Das „Trauma von Trianon“ bestimmt seit Jahrzehnten das ungarische Denken und Fühlen. In der Zwischenkriegszeit unter dem autoritären Reichsverweser Miklós Horthy mussten ungarische Schüler für die „ungarische Wiederauferstehung“ beten. Nem, nem, soha – Nein, nein niemals – das war das außenpolitische Motto Horthys, das dreifache Nein (Tria-Non) der Ungarn, sich mit den Gegebenheiten abzufinden. Horthy ließ sich mit Hitler ein, um die verlorenen Gebiete wieder zurück zu bekommen, was zum Teil auch – vorläufig – gelang (Wiener Schiedssprüche), nach dem Zweiten Weltkrieg wurde das Rad der Geschichte aber zurück gedreht. „Das ungarische Nationalbewusstsein geht davon aus, dass das historische Ungarn das echte Ungarn ist, das kleine Ungarn aber nicht“, sagt der Leiter des Budapester Habsburg-Institutes, András Gerö, „Dabei nimmt man nicht zur Kenntnis, dass mit dem Zerfall des Habsburgerreiches Groß-Ungarn nicht aufrecht zu erhalten war“. Er räumt allerdings ein, dass der Vertrag von Trianon insofern „ungerecht war, als kompakte ungarische Siedlungsgebiete anderen Staaten zugeschlagen wurden“.

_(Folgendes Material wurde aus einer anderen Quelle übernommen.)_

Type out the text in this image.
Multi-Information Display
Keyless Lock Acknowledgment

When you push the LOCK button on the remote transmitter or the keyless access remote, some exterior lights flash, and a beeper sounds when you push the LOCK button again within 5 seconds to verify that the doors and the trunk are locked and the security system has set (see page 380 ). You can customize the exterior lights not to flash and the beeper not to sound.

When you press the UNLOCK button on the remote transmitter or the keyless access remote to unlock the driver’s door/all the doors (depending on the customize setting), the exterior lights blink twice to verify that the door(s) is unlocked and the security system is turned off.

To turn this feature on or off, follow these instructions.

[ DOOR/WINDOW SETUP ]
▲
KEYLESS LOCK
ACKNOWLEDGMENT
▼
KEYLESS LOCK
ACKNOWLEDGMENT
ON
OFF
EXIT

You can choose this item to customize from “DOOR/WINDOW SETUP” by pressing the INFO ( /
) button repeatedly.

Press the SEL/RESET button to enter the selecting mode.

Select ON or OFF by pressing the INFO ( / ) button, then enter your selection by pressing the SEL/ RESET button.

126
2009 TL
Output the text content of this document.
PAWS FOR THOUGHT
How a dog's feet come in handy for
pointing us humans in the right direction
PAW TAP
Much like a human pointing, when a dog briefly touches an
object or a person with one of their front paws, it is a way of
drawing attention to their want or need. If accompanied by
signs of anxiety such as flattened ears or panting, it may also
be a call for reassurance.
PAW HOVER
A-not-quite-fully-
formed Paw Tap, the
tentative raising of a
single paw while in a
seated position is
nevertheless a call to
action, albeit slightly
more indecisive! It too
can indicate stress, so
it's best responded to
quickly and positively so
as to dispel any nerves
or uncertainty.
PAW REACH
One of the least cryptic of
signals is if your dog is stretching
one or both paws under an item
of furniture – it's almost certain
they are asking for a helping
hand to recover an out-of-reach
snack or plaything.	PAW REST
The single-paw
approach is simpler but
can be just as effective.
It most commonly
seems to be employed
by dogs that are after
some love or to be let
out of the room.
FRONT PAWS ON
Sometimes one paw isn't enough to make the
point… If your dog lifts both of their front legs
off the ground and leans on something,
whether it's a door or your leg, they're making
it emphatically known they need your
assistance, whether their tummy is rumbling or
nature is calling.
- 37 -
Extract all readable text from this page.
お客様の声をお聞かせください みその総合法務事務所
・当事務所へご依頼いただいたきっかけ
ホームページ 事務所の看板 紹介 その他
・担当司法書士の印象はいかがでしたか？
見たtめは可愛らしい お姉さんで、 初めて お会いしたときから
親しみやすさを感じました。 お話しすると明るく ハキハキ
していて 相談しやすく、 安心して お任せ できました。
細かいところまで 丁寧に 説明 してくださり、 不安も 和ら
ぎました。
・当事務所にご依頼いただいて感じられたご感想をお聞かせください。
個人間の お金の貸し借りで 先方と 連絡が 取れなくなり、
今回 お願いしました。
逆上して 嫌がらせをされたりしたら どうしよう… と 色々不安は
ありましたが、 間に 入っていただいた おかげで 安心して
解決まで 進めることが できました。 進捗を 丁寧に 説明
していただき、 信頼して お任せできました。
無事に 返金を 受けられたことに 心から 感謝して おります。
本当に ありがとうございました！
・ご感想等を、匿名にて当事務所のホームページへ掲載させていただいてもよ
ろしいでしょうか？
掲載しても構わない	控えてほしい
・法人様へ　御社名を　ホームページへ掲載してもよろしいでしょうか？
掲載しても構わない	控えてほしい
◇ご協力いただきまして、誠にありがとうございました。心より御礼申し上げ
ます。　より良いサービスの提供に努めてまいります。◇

CDs Bis heute wirkt das Trauma nach. Die rechtsextreme Partei Jobbik und ihr verbundene Rechtsrock-Bands fordern „Weg mit Trianon“. Und auch die national-konservative Regierung Orban hat die etwa zweieinhalb Millionen Auslandsungarn im Blick: Sie haben jetzt das Recht auf die doppelte Staatsbürgerschaft und das Wahlrecht. Die Regierung unterstützt Autonomie-Forderungen in Siebenbürgen und der Karpato-Ukraine. Der Budapester Historiker András Gerö meint, das könne man schon für „Revisionismus light“ halten, „wenn ein Staat seine Hoheit auf diese Gebiete ausdehnt“.